What are the strengths of this team?
Our setting, No. 1. We have an elite setter; Andrew Rowan is just so creative and a great person and I could go on and on about him, but from an athletic standpoint I think he’s just a really talented setter. We have three elite pins [right-front and left-front players], and Zach and Cooper are just two elite, unique athletes that are touching 12 feet [with their vertical jumps] that can do things that a lot of other people can’t do. They also have a mindset of, they just want to keep getting better and sometimes it can get a little bit chippy, but that’s good — I think you’ve got to have that, you can’t teach that competitiveness, right?
And then you have Ido, who just has an elite arm and has played the game internationally and is a senior that just wants to finish this off with a championship. Then you add our middle blockers and they’re some high-IQ guys — Cam Thorne, electric arm, really offensive, highly competitive, developing his serve. We just have some unique pieces that I think are really special.
How big of a factor is NIL in men’s volleyball recruiting and where is it headed?

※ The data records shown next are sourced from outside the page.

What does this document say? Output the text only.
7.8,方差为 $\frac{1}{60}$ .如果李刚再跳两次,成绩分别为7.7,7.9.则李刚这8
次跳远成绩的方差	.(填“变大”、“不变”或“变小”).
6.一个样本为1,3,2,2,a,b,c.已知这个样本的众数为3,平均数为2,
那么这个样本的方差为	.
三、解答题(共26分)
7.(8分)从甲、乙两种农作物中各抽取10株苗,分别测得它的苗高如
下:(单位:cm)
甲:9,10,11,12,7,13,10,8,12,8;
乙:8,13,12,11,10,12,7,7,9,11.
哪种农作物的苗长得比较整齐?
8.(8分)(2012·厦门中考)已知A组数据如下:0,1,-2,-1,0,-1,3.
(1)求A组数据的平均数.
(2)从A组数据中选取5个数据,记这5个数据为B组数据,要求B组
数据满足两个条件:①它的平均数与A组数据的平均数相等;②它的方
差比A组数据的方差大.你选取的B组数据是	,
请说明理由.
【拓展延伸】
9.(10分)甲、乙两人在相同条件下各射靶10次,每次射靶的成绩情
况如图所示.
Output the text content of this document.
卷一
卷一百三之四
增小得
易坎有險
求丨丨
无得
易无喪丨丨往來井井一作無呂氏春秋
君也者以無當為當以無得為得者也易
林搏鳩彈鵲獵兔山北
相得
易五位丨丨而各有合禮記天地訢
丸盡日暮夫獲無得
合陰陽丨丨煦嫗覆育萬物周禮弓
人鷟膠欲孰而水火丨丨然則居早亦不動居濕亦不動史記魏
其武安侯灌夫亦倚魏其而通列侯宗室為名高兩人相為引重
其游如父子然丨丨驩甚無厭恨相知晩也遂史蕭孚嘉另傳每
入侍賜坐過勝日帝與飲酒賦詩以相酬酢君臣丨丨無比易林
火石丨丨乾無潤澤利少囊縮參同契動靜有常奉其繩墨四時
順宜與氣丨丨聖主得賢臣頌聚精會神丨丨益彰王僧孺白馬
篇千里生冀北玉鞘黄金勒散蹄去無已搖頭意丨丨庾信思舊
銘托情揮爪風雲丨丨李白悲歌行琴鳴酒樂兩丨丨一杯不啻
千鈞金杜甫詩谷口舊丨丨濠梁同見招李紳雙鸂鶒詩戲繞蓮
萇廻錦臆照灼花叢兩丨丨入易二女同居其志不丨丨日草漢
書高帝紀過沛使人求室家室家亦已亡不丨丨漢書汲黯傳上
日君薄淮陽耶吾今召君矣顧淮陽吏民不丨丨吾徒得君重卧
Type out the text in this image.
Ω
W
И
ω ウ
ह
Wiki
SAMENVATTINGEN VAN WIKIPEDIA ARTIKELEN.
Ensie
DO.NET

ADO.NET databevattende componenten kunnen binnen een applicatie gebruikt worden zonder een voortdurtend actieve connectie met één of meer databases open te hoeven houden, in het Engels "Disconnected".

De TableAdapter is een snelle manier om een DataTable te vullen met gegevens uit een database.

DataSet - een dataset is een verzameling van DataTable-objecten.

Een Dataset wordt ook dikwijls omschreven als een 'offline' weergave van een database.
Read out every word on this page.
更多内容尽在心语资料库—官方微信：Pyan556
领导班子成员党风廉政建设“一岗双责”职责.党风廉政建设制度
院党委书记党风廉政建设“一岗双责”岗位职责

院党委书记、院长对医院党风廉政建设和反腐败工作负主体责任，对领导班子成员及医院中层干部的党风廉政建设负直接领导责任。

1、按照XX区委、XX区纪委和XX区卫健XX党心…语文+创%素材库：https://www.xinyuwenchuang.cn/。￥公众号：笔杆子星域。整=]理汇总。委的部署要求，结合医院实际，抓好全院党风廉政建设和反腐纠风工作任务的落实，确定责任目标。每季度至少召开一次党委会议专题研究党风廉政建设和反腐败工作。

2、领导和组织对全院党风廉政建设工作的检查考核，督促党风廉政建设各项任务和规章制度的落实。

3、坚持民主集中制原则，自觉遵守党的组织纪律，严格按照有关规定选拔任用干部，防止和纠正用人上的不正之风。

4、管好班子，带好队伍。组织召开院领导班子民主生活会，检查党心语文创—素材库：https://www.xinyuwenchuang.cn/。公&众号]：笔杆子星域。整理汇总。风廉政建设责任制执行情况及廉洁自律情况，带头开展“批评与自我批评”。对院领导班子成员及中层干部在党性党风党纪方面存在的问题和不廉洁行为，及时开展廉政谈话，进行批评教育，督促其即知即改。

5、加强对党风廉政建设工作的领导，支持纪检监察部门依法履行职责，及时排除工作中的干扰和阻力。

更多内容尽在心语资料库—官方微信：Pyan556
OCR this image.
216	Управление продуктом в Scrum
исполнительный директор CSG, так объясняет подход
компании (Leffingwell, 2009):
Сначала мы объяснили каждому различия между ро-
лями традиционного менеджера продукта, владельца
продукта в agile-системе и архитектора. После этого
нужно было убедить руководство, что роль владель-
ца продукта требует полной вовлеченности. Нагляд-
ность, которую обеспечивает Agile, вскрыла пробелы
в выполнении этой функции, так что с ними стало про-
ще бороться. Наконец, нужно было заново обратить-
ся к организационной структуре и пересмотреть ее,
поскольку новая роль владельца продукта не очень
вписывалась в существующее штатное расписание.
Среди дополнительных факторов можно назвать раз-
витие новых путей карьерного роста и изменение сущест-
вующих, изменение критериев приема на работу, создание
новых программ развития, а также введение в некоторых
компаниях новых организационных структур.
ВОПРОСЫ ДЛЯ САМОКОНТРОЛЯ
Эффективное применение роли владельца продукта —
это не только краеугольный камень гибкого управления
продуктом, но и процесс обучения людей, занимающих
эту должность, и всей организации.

It’s a huge thing right now. I think the rich are getting richer and we’re Power Four, we’re in a position with 400-plus active alumni who deeply care about this program and the direction we’re going, so they support us on a level that I think is different from a lot of programs in the country.
Where is it headed? I hope there’s some cap on where this can go because financially, can departments sustain it? Can donors sustain giving like that every year after year? You know, there’s donor fatigue. So I don’t know what’s going to happen, I think that’s the scary part about where this is all headed. But it is massive for our program and the support we get, I can’t thank all those people enough.
So it sounds like it’s a strength for the program?
Oh, yeah. We’re in a healthy spot.
What’s been the best part of being back at UCLA?
Just the people who work in the department and knowing that I don’t have to go searching for who handles what; I just know where to go, I have a good friendship with a lot of people in the department and the hiring committee were a bunch of friendly faces that, it was just nice to reconnect. So when I was in that interview, it just felt comfortable. I want to win as bad as anybody, but I feel support and I don’t feel the pressure that we have to win. I think that’s the expectation, that’s what we all want to do and we’re all driving toward that goal, so to have [Athletic Director] Martin Jarmond and the entire athletic department and everybody here, my immediate staff, we’re all rowing in the same direction and it’s really cool.